Medical training in the United States is a long and prescribed process. Since all medical schools require a bachelor’s degree future doctors must first complete four years of undergraduate work at a college or university (this is called premedical).
- They must score well in MCAT exam (Medical College Admissions Test).
- Medical education is 4 years; consisting of 2 years of preclinical years and 2 years of clinical years.
- On the day they graduate from medical schools, the students become a medical doctor, an “M.D.” but this M.D. alone does not entitle one to practise medicine.
- In the US, a new graduate must enter post graduate training called residency in order to be a licensed physician. During the final years of medical school students choose a field of specialization and upon graduation they enter residency training in that field.
- Residency ranges from 3 to 7 years, depending on the specialty. The first year of residency training is termed internship … the intern year is widely considered to be the most challenging.
- As the resident progresses through second year and beyond, the level of comfort with patient care increases.
- After completing residency, one is eligible to sit for additional exams to qualify as “Board Certified” in a particular specialty.
The Results of this Extensive Medical Training? Cookbook Medicine, according to Drs Wen & Kosowsky,
- Many doctors today (are) trained to think along a cookbook approach.

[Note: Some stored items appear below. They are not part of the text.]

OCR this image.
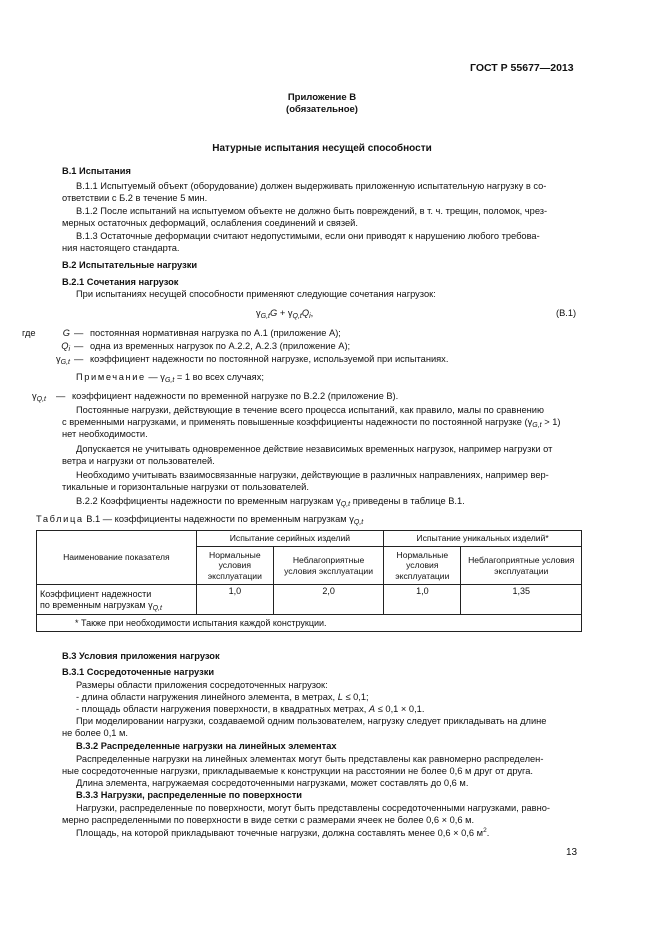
ГОСТ Р 55677—2013
Приложение В
(обязательное)
Натурные испытания несущей способности
В.1 Испытания
В.1.1 Испытуемый объект (оборудование) должен выдерживать приложенную испытательную нагрузку в со-
ответствии с Б.2 в течение 5 мин.
В.1.2 После испытаний на испытуемом объекте не должно быть повреждений, в т. ч. трещин, поломок, чрез-
мерных остаточных деформаций, ослабления соединений и связей.
В.1.3 Остаточные деформации считают недопустимыми, если они приводят к нарушению любого требова-
ния настоящего стандарта.
В.2 Испытательные нагрузки
В.2.1 Сочетания нагрузок
При испытаниях несущей способности применяют следующие сочетания нагрузок:
$\gamma_{G,t}G + \gamma_{Q,t}Q_i$,	(В.1)
где	G — постоянная нормативная нагрузка по А.1 (приложение А);
$Q_i$ — одна из временных нагрузок по А.2.2, А.2.3 (приложение А);
$\gamma_{G,t}$ — коэффициент надежности по постоянной нагрузке, используемой при испытаниях.
Примечание — $\gamma_{G,t} = 1$ во всех случаях;
$\gamma_{Q,t}$ — коэффициент надежности по временной нагрузке по В.2.2 (приложение В).
Постоянные нагрузки, действующие в течение всего процесса испытаний, как правило, малы по сравнению
с временными нагрузками, и применять повышенные коэффициенты надежности по постоянной нагрузке $(\gamma_{G,t} > 1)$
нет необходимости.
Допускается не учитывать одновременное действие независимых временных нагрузок, например нагрузки от
ветра и нагрузки от пользователей.
Необходимо учитывать взаимосвязанные нагрузки, действующие в различных направлениях, например вер-
тикальные и горизонтальные нагрузки от пользователей.
В.2.2 Коэффициенты надежности по временным нагрузкам $\gamma_{Q,t}$ приведены в таблице В.1.
Таблица В.1 — коэффициенты надежности по временным нагрузкам $\gamma_{Q,t}$
Наименование показателя	Испытание серийных изделий		Испытание уникальных изделий*	
	Нормальные условия эксплуатации	Неблагоприятные условия эксплуатации	Нормальные условия эксплуатации	Неблагоприятные условия эксплуатации
Коэффициент надежности
по временным нагрузкам $\gamma_{Q,t}$	1,0	2,0	1,0	1,35
* Также при необходимости испытания каждой конструкции.				
В.3 Условия приложения нагрузок
В.3.1 Сосредоточенные нагрузки
Размеры области приложения сосредоточенных нагрузок:
- длина области нагружения линейного элемента, в метрах, L ≤ 0,1;
- площадь области нагружения поверхности, в квадратных метрах, A ≤ 0,1 × 0,1.
При моделировании нагрузки, создаваемой одним пользователем, нагрузку следует прикладывать на длине
не более 0,1 м.
В.3.2 Распределенные нагрузки на линейных элементах
Распределенные нагрузки на линейных элементах могут быть представлены как равномерно распределен-
ные сосредоточенные нагрузки, прикладываемые к конструкции на расстоянии не более 0,6 м друг от друга.
Длина элемента, нагружаемая сосредоточенными нагрузками, может составлять до 0,6 м.
В.3.3 Нагрузки, распределенные по поверхности
Нагрузки, распределенные по поверхности, могут быть представлены сосредоточенными нагрузками, равно-
мерно распределенными по поверхности в виде сетки с размерами ячеек не более 0,6 × 0,6 м.
Площадь, на которой прикладывают точечные нагрузки, должна составлять менее 0,6 × 0,6 $м^2$.
13
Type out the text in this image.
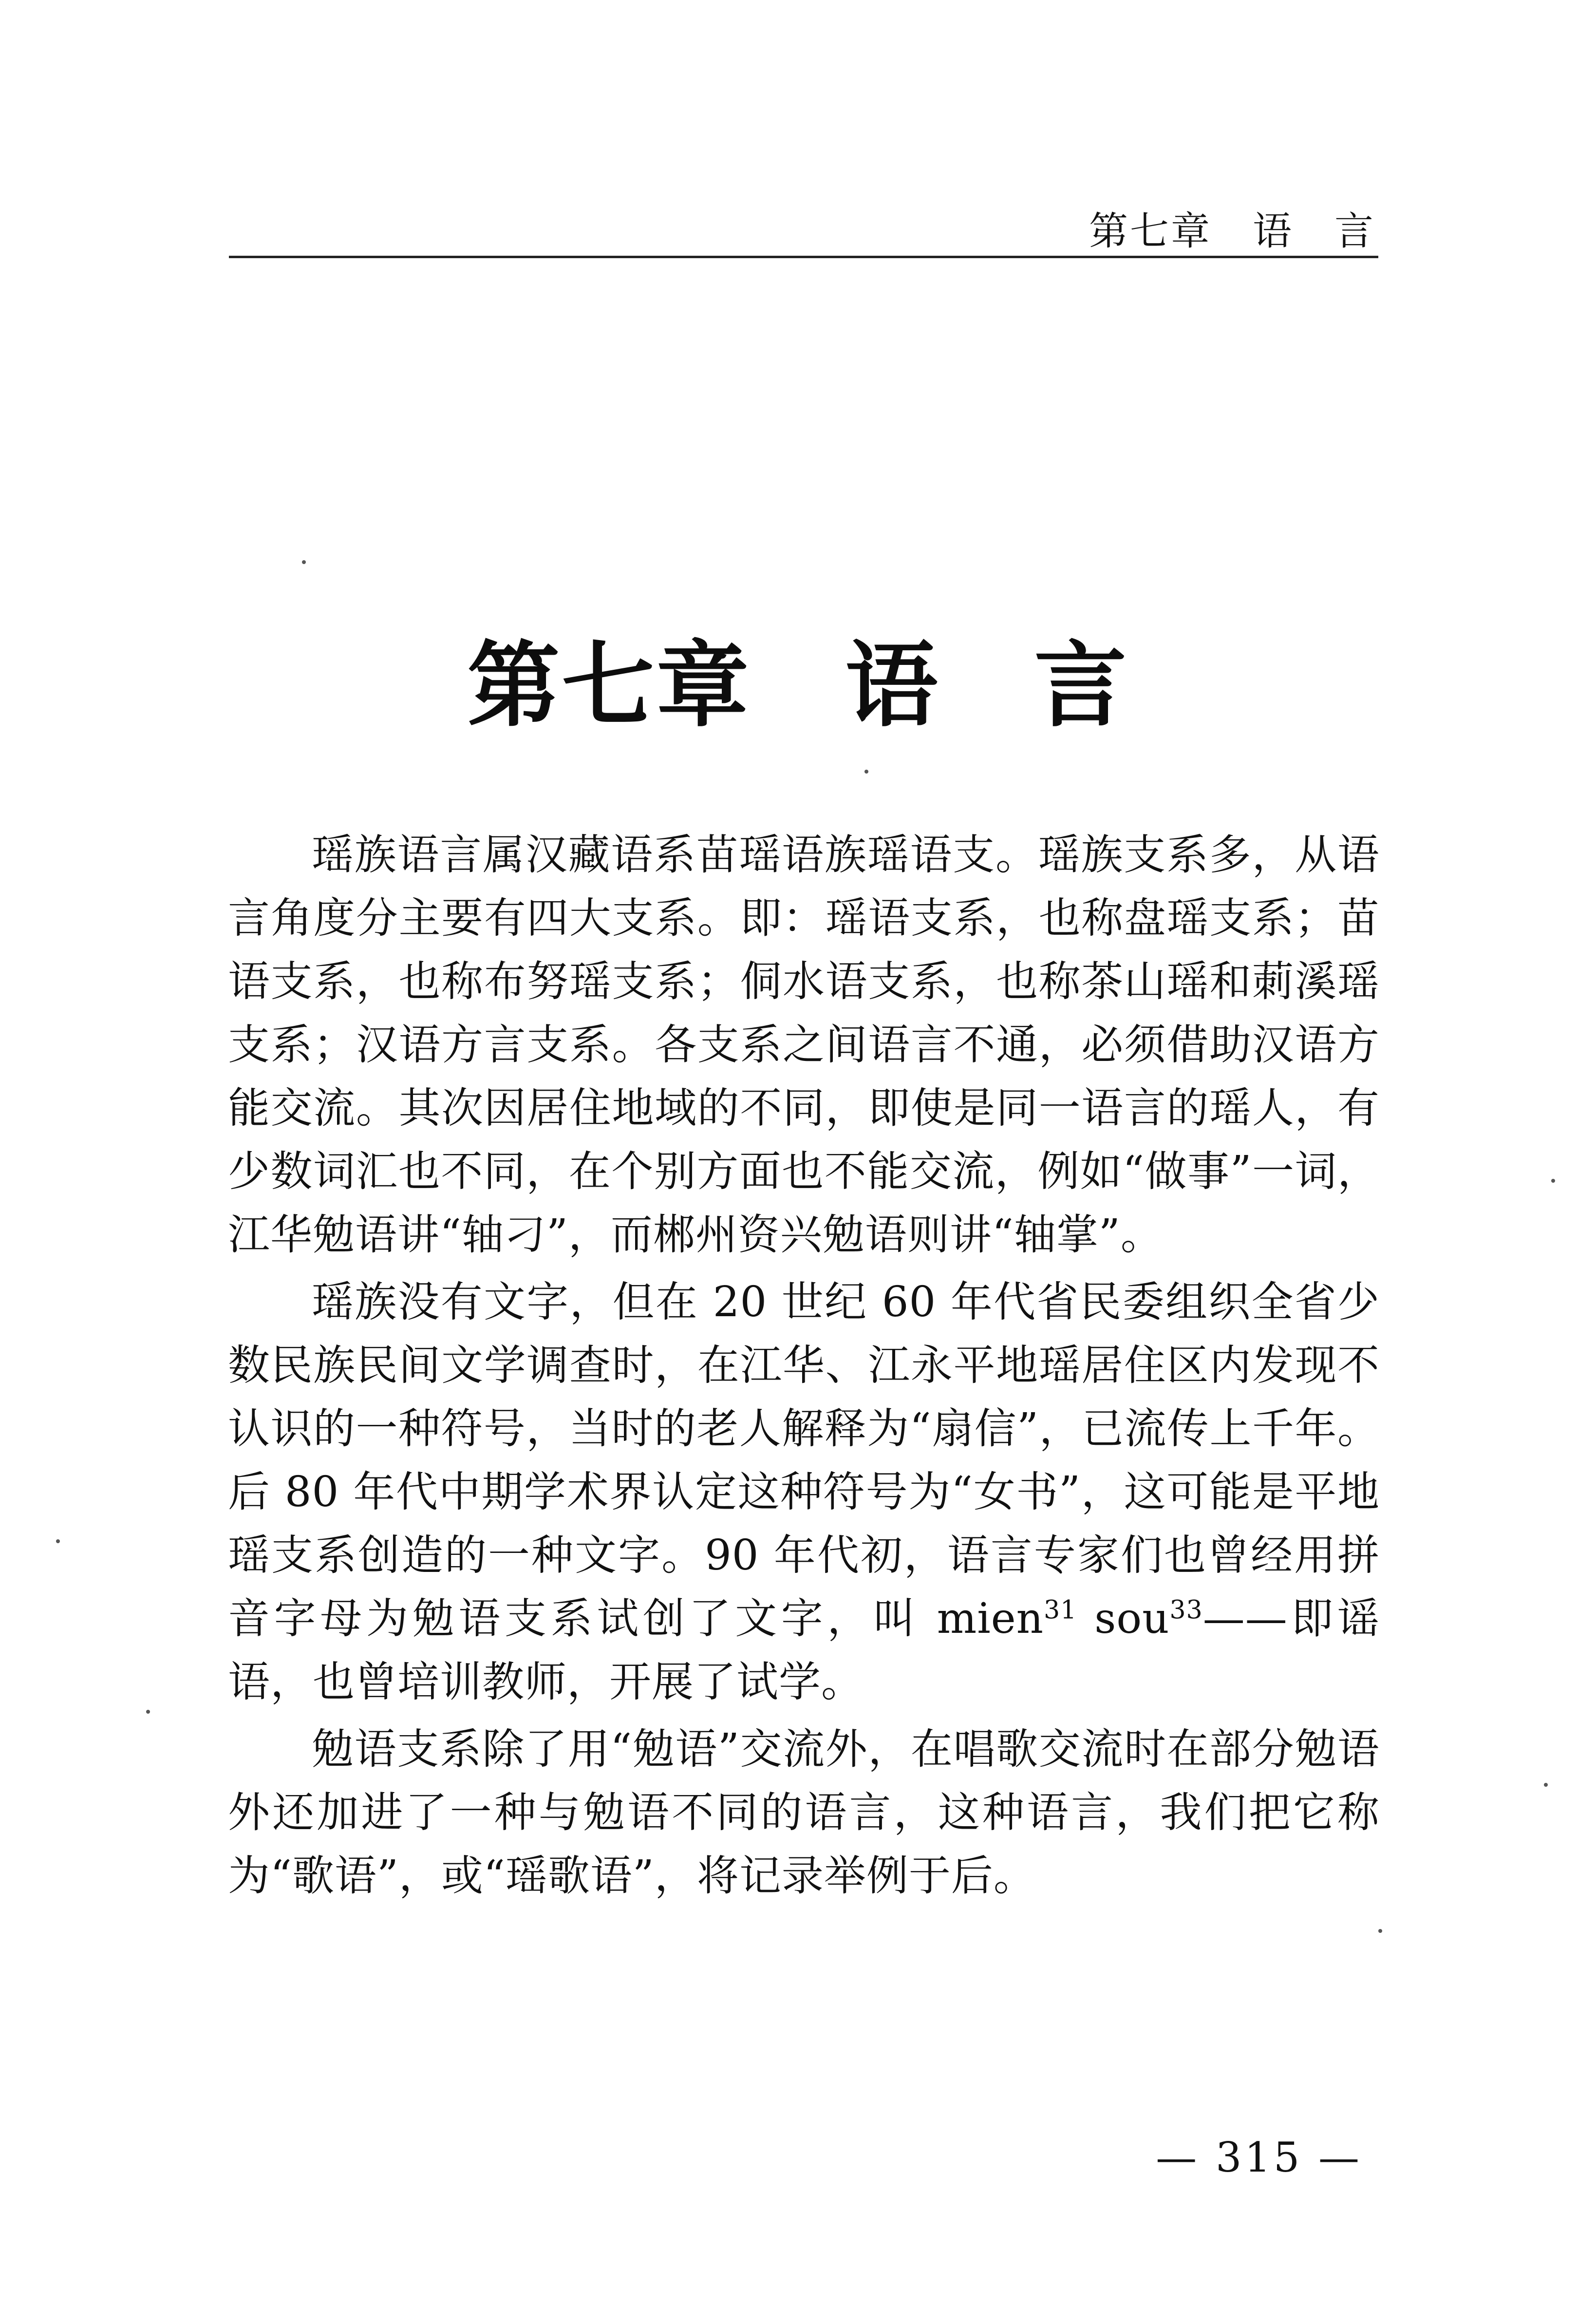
第七章　语　言
第七章　语　言

瑶族语言属汉藏语系苗瑶语族瑶语支。瑶族支系多，从语言角度分主要有四大支系。即：瑶语支系，也称盘瑶支系；苗语支系，也称布努瑶支系；侗水语支系，也称茶山瑶和莿溪瑶支系；汉语方言支系。各支系之间语言不通，必须借助汉语方能交流。其次因居住地域的不同，即使是同一语言的瑶人，有少数词汇也不同，在个别方面也不能交流，例如“做事”一词，江华勉语讲“轴刁”，而郴州资兴勉语则讲“轴掌”。

瑶族没有文字，但在 20 世纪 60 年代省民委组织全省少数民族民间文学调查时，在江华、江永平地瑶居住区内发现不认识的一种符号，当时的老人解释为“扇信”，已流传上千年。后 80 年代中期学术界认定这种符号为“女书”，这可能是平地瑶支系创造的一种文字。90 年代初，语言专家们也曾经用拼音字母为勉语支系试创了文字，叫 mien$^{31}$ sou$^{33}$——即谣语，也曾培训教师，开展了试学。

勉语支系除了用“勉语”交流外，在唱歌交流时在部分勉语外还加进了一种与勉语不同的语言，这种语言，我们把它称为“歌语”，或“瑶歌语”，将记录举例于后。

— 315 —
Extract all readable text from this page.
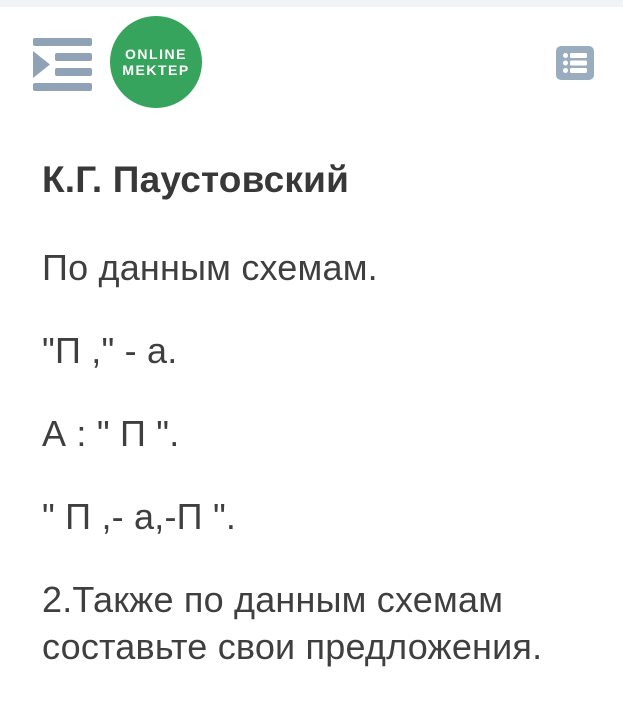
ONLINE
MEKTEP
К.Г. Паустовский

По данным схемам.

"П ," - а.

А : " П ".

" П ,- а,-П ".

2.Также по данным схемам составьте свои предложения.
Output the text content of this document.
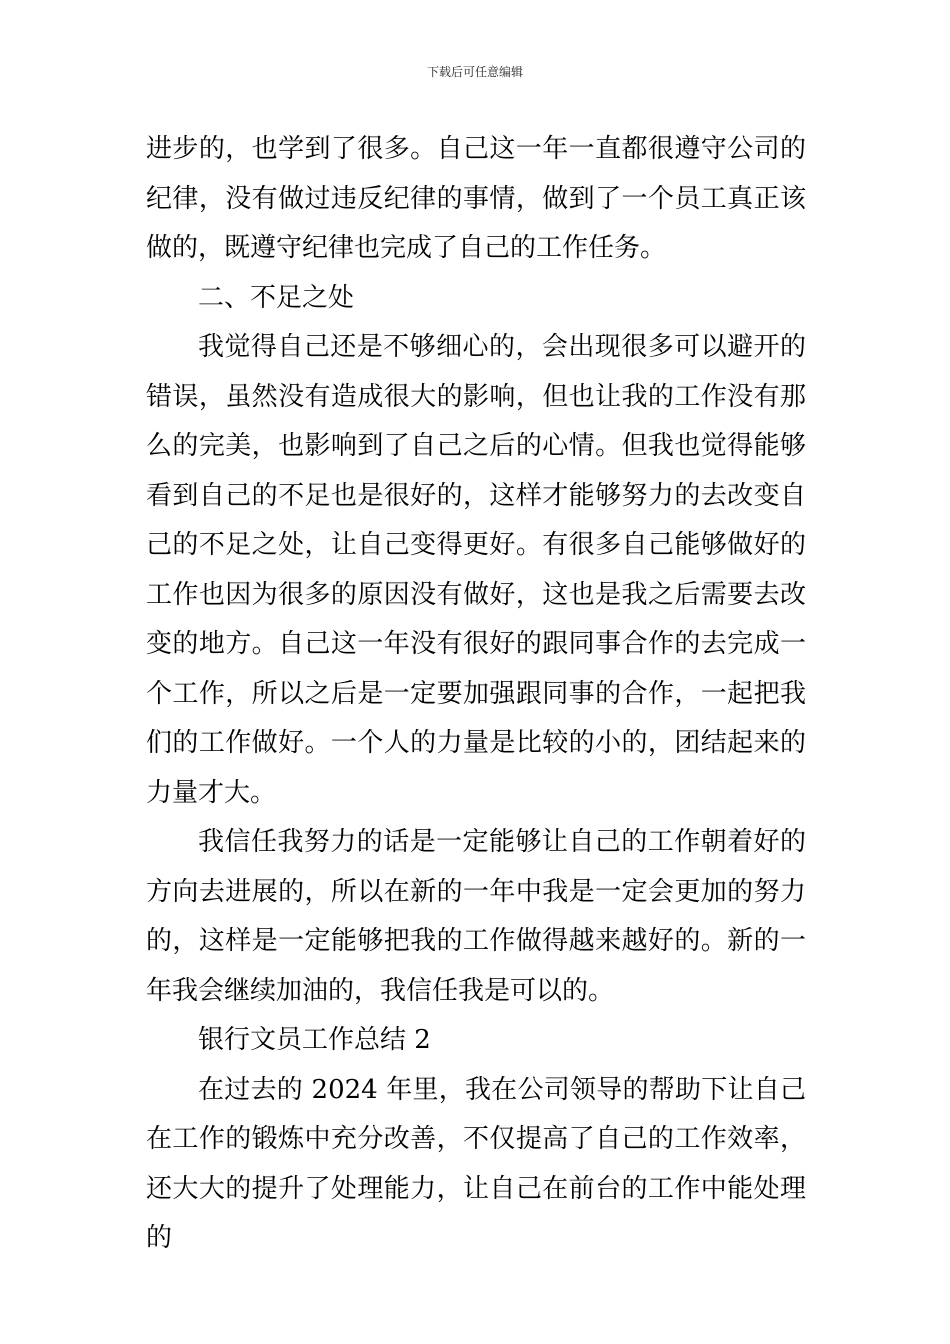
下载后可任意编辑

进步的，也学到了很多。自己这一年一直都很遵守公司的纪律，没有做过违反纪律的事情，做到了一个员工真正该做的，既遵守纪律也完成了自己的工作任务。

二、不足之处

我觉得自己还是不够细心的，会出现很多可以避开的错误，虽然没有造成很大的影响，但也让我的工作没有那么的完美，也影响到了自己之后的心情。但我也觉得能够看到自己的不足也是很好的，这样才能够努力的去改变自己的不足之处，让自己变得更好。有很多自己能够做好的工作也因为很多的原因没有做好，这也是我之后需要去改变的地方。自己这一年没有很好的跟同事合作的去完成一个工作，所以之后是一定要加强跟同事的合作，一起把我们的工作做好。一个人的力量是比较的小的，团结起来的力量才大。

我信任我努力的话是一定能够让自己的工作朝着好的方向去进展的，所以在新的一年中我是一定会更加的努力的，这样是一定能够把我的工作做得越来越好的。新的一年我会继续加油的，我信任我是可以的。

银行文员工作总结 2

在过去的 2024 年里，我在公司领导的帮助下让自己在工作的锻炼中充分改善，不仅提高了自己的工作效率，还大大的提升了处理能力，让自己在前台的工作中能处理的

- We call it cookbook because it implies there is no deviation from the set recipe even as circumstances change.
- Cookbook medicine is easy to learn and relatively simple to practise.
- Doctors order more tests not because this is rationale based on patient in front of them, but because this has become the new “gold” standard in America, the “best” we have to offer … prescription pads fill up with tests, as if tests were cures in and of themselves.
- It is not difficult to see how the cost of health care adds up exponentially when doctors and patients both depend on tests, without questioning whether the extra tests are necessary, or worse yet, whether they may be harmful.
- Everyone gets trapped in an increasingly costly and increasingly dysfunctional system.
Is this why Dr. Medelsohn made some hard comments below?
Robert Medelsohn, chairman of Medical Licensure Committee, State of Illinois, USA; associate professor at University of Illinois Medical School and director, Michael Reese Hospital, Chicago (in: Confessions of a medical heretic) said:
- Medical school does its best to turn smart students stupid, honest student corrupt and healthy students sick.
- The admissions people make sure the professors will get weak-willed, authority-abiding students to work on. They give them a curriculum that is absolutely meaningless as far as healing and health are concerned.
Medicine is Broken
Dr. Ben Goldacre (in Bad Pharma) came to a sad conclusion:
- Medicine is broken. And I genuinely believe that if patients and the public ever fully understand what has been done to them – what doctors, academics and regulators have permitted – they will be angry.
- We like to imagine that medicine is based on evidence, and the results of fair tests. In reality, those tests are often profoundly flawed.
- Medicine is broken, because the evidence we use to make decisions is hopelessly and systematically distorted.
Medicine is Devoid of Theory and Concept of Health and Healing
Andrew Weil, graduate of Harvard Medical School and director, Integrative Medicine Program, University of Arizona in Tucson, Arizona, USA (in: Health & Healing) wrote:
- I find (modern) medicine glaringly deficient in theory and philosophy of any sort … lack of any clear concept of health leading medical doctors to pay more attention to disease.